The fort and scenery are fantastic, but the best was to describe it is windy and cold. It's hard to believe where the Irish have set up their castles and forts. It's spring now, and it's still cold enough to freeze rocks. After climbing the hill, you're a little warm, but that feeling goes away real quickly. The wind almost lifts you, and you've got to be careful or you'll go over the side. And you wouldn't come up.
After our tour, we headed back to the harbor for a wait for the ferry. In the pub, of course.
"Please note that this is a very busy site and visitors may experience a delay during the summer months." Guidebook
Since this isn't summer and the wind was blowing off the river Shannon at about 25 knots at 35 degF, crowds were expectantly sparse. And despite all the things that one could see here, the gusting winds lifting you off the ground discouraged extensive exploration.

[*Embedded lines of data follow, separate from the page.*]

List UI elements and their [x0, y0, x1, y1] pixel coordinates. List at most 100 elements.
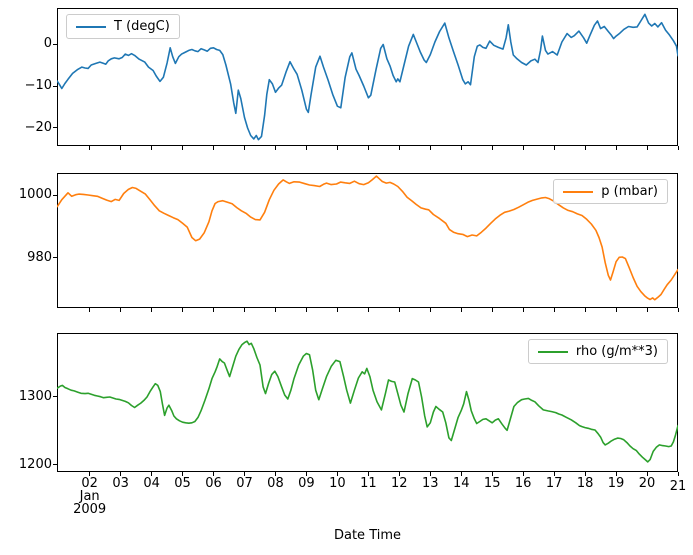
x-tick-mark	[120, 146, 122, 150]
x-tick-label: 11	[360, 476, 377, 491]
legend-line-sample	[537, 350, 568, 353]
x-tick-mark	[243, 146, 245, 150]
x-tick-label: 09	[298, 476, 315, 491]
legend-label: rho (g/m**3)	[575, 344, 658, 359]
x-tick-label: 03	[112, 476, 129, 491]
x-tick-mark	[522, 308, 524, 312]
temperature-line-chart	[57, 13, 678, 141]
x-tick-label: 20	[638, 476, 656, 491]
x-tick-mark	[89, 146, 91, 150]
y-tick-label: 1200	[18, 456, 52, 472]
x-tick-label: 10	[329, 476, 346, 491]
x-tick-mark	[584, 472, 586, 476]
x-tick-mark	[646, 472, 648, 476]
x-tick-mark	[677, 146, 679, 150]
x-tick-mark	[120, 308, 122, 312]
x-tick-mark	[305, 472, 307, 476]
x-tick-mark	[615, 146, 617, 150]
x-tick-mark	[646, 146, 648, 150]
x-tick-label: 21	[669, 479, 687, 494]
x-tick-mark	[615, 472, 617, 476]
y-tick-mark	[53, 194, 57, 196]
y-tick-mark	[53, 85, 57, 87]
x-tick-mark	[491, 146, 493, 150]
x-tick-label: 12	[391, 476, 408, 491]
x-tick-mark	[151, 308, 153, 312]
x-tick-label: 04	[143, 476, 160, 491]
x-tick-mark	[367, 146, 369, 150]
x-tick-mark	[398, 146, 400, 150]
x-tick-mark	[553, 308, 555, 312]
x-tick-mark	[367, 472, 369, 476]
x-tick-label: 02	[81, 476, 98, 491]
x-tick-mark	[460, 472, 462, 476]
x-tick-label: 14	[452, 476, 470, 491]
x-tick-label: 06	[205, 476, 222, 491]
x-tick-mark	[336, 146, 338, 150]
legend-label: T (degC)	[114, 19, 170, 34]
x-tick-mark	[182, 472, 184, 476]
x-axis-title: Date Time	[333, 528, 402, 543]
x-tick-mark	[243, 472, 245, 476]
x-tick-mark	[274, 308, 276, 312]
y-tick-label: 0	[43, 36, 52, 52]
x-tick-mark	[336, 472, 338, 476]
x-tick-mark	[460, 146, 462, 150]
x-tick-mark	[553, 146, 555, 150]
x-tick-mark	[305, 146, 307, 150]
x-tick-mark	[584, 308, 586, 312]
x-tick-label: 05	[174, 476, 191, 491]
x-tick-mark	[584, 146, 586, 150]
x-tick-mark	[429, 472, 431, 476]
x-tick-mark	[491, 472, 493, 476]
legend-line-sample	[563, 190, 594, 193]
x-tick-mark	[213, 472, 215, 476]
x-tick-mark	[336, 308, 338, 312]
x-tick-mark	[491, 308, 493, 312]
rho-series-line	[57, 340, 678, 463]
legend-temperature: T (degC)	[66, 14, 180, 39]
x-tick-mark	[243, 308, 245, 312]
x-tick-mark	[213, 308, 215, 312]
y-tick-mark	[53, 127, 57, 129]
y-tick-mark	[53, 43, 57, 45]
x-tick-mark	[120, 472, 122, 476]
x-tick-mark	[305, 308, 307, 312]
x-tick-mark	[213, 146, 215, 150]
legend-pressure: p (mbar)	[553, 179, 668, 204]
x-tick-label: 15	[483, 476, 501, 491]
y-tick-mark	[53, 257, 57, 259]
axes-temperature: T (degC)	[57, 8, 678, 146]
x-tick-label: 19	[607, 476, 625, 491]
x-tick-mark	[89, 472, 91, 476]
p-series-line	[57, 175, 678, 301]
x-tick-mark	[182, 146, 184, 150]
x-tick-mark	[677, 308, 679, 312]
x-tick-label: 16	[514, 476, 532, 491]
x-tick-mark	[274, 146, 276, 150]
y-tick-label: 1300	[18, 388, 52, 404]
legend-label: p (mbar)	[601, 184, 658, 199]
density-line-chart	[57, 340, 678, 463]
y-tick-label: 980	[27, 249, 52, 265]
x-tick-mark	[89, 308, 91, 312]
y-tick-mark	[53, 396, 57, 398]
axes-density: rho (g/m**3)	[57, 333, 678, 472]
x-tick-sublabel: 2009	[73, 502, 107, 517]
x-tick-sublabel: Jan	[79, 489, 100, 504]
y-tick-mark	[53, 464, 57, 466]
x-tick-label: 08	[267, 476, 284, 491]
y-tick-label: −20	[24, 119, 52, 135]
x-tick-mark	[367, 308, 369, 312]
x-tick-label: 13	[421, 476, 439, 491]
x-tick-mark	[646, 308, 648, 312]
x-tick-mark	[522, 472, 524, 476]
x-tick-mark	[553, 472, 555, 476]
x-tick-mark	[151, 472, 153, 476]
x-tick-label: 18	[576, 476, 594, 491]
x-tick-mark	[429, 308, 431, 312]
pressure-line-chart	[57, 175, 678, 301]
x-tick-mark	[151, 146, 153, 150]
y-tick-label: −10	[24, 78, 52, 94]
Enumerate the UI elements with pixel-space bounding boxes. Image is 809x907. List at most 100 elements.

The site has a long history, having been founded in the 6th Century. It was constantly overrun and sacked by just about everyone including the Vikings, its occupants killed, and its buildings destroyed many times. Because of its location at a junction of the Shannon and trade routes, it eventually became a fort as well as a monastery and was actually stable for a while, until its eventual abandonment around 1100 AD.
It has two wrecked cathedrals -- not the kind that immediately comes to mind, but medium sized stone buildings. Very little fancy stone work, this isn't the Vatican by any stretch of the imagination.
In addition there are several small churches that look suspiciously like small stone buildings, and two fine examples of Irish round towers.
A main source of fame is the fact that the site contains 3 stone "high crosses", some of the few that are still in existence. They are intricately carved, and are of historical and artistic significance -- information that is too complex to get into here.
This Irish weather is something. There had to have been some pretty important reasons to even attempt to live here with nothing but burning peat to keep one warm in the winter. We've been fortunate that we've had alternating good and rainy days. All rain would have been too much.